書籍化作品にもこういう書き方を入れているものはある。
「いずれ2人は戦場で再開することになる」みたいな未来の予言的な文の挿入は単純に思いつく魅せ方ですね。
まあ、一番問題なのは、心情描写をどう魅せていくのか、という問題だ。単純に、綺麗だった、とか、怒っていた、と一文字だけ書くのは語彙力的にもナンセンスですけど、無駄につらつらと繋げればいいというものでもない。
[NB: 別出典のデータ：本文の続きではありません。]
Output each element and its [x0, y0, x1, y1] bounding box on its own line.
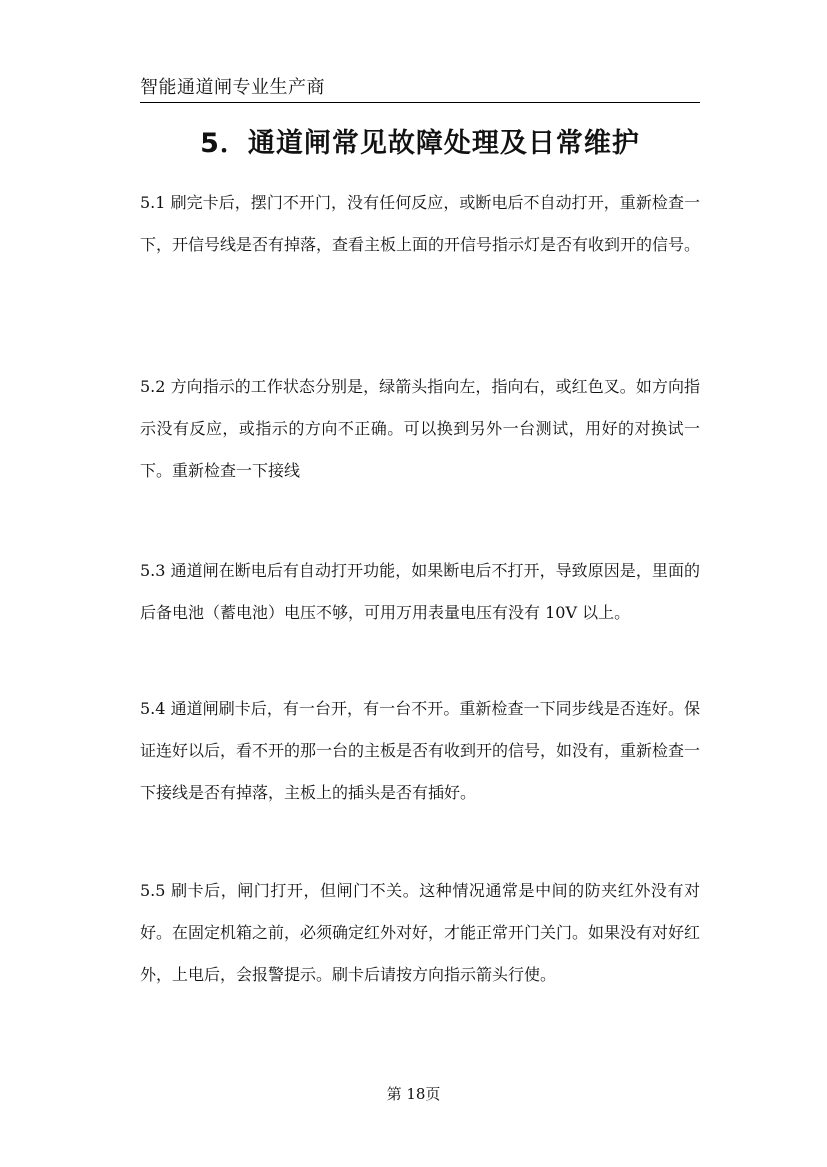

感情が動いているのが分かるように描写しないといけない。
語り口と言った時、視点や時系列とかは分かりやすいものだが、心情を、どう切り取っていくか、となると、???となってしまう。
ほんと、なにも言わないんだから。
なんで怒ってるのか理解しているのかしら。
って、どうして、また、あんなやつのこと考えてーー。
とか、拙い文を書いてみる。
怒りの対象への心内文をパッと書いて。
その対象への文句のような文を書いて。
自分に対する省察の文へと移って。
まあ、こんなこと考えながら、書かずにノリで書く人も多そうだけど。ノリで書くと、どこに行ってんだが、と四方八方に心情描写が、飛んでいくタチなんですよねー。ある一定度の感情の方向性が保てない場合が多いし、書きすぎてしまう時も出てくるので。
いくらか、こういう心内文や心内会話を書いて、説明的な文や行動の描写へ変更して、と考えてーー。
こういう心情描写を書きすぎると、恋愛だと、もう終わりは決まっているだろう的な感じになり過ぎる。絶妙に匂わせる描写をしないと、いけないんだろうけど、いまだに良く分からない。
このギリギリを攻めるジリジリ感が、上手いよなぁ。ラブコメとかどっちにくっついてもいい、と思うし、それはやはり、両ヒロインが拮抗しているからなんだろう。
まあ、一強のヒロインだと、また魅せ方が変わってきますが。
同じ物語でも、語り方で変わるということ。
《なぜ》で引っ張るミステリ。
《ハラハラ・ドキドキ》で引っ張るサスペンス。
《どっちつかず》で引っ張る恋愛。
引っ張ていくーー最後まで読んでもらえるように。まあ、先延ばしというか、引き伸ばしという技術にも応用されやすいですけど。
描写が上手く決まれば、不安定な物語の現在性が出てくる。全てを決めてしまっていると、物語の現在性を忘れてしまう時がある。キャラが動き出さずに、なんだかルートがあまりにも固定されているような。
踏み固められた生い茂った中の山道のような薄らとした道で、案内されている時に、心は踊るのかもしれない。真っ直ぐ開けすぎた道は、途中で歩みを止めやすく、集中を欠けやすい。居眠り運転を誘発しかねない。
日常の体験も、見方を変えれば、語り口を変えれば、面白くもなるしつまらなくもなる。
「今日は弁当じゃあないんだね?」
「寝坊したから」
「夢の中では作ったんだけど」
「二次元の嫁が起きてなくて」
「目覚ましの機嫌が悪くて」
「馬鹿には見えない弁当なんだ」
「弁当のやつが、机から落下したせいだ」
「炊飯器が仕事をしてなくて」
まあ、これは語り口というより、セリフ遊びの部類ですけど。
語り口を見ていると、やっぱり、言い切らないことは、小説の描写では重要ですよね。それは、最後の描写のシーンに持っていって盛り上げたいということなのだろう。
恋心に気づくシーンとかも、淡く描かれるわけですね。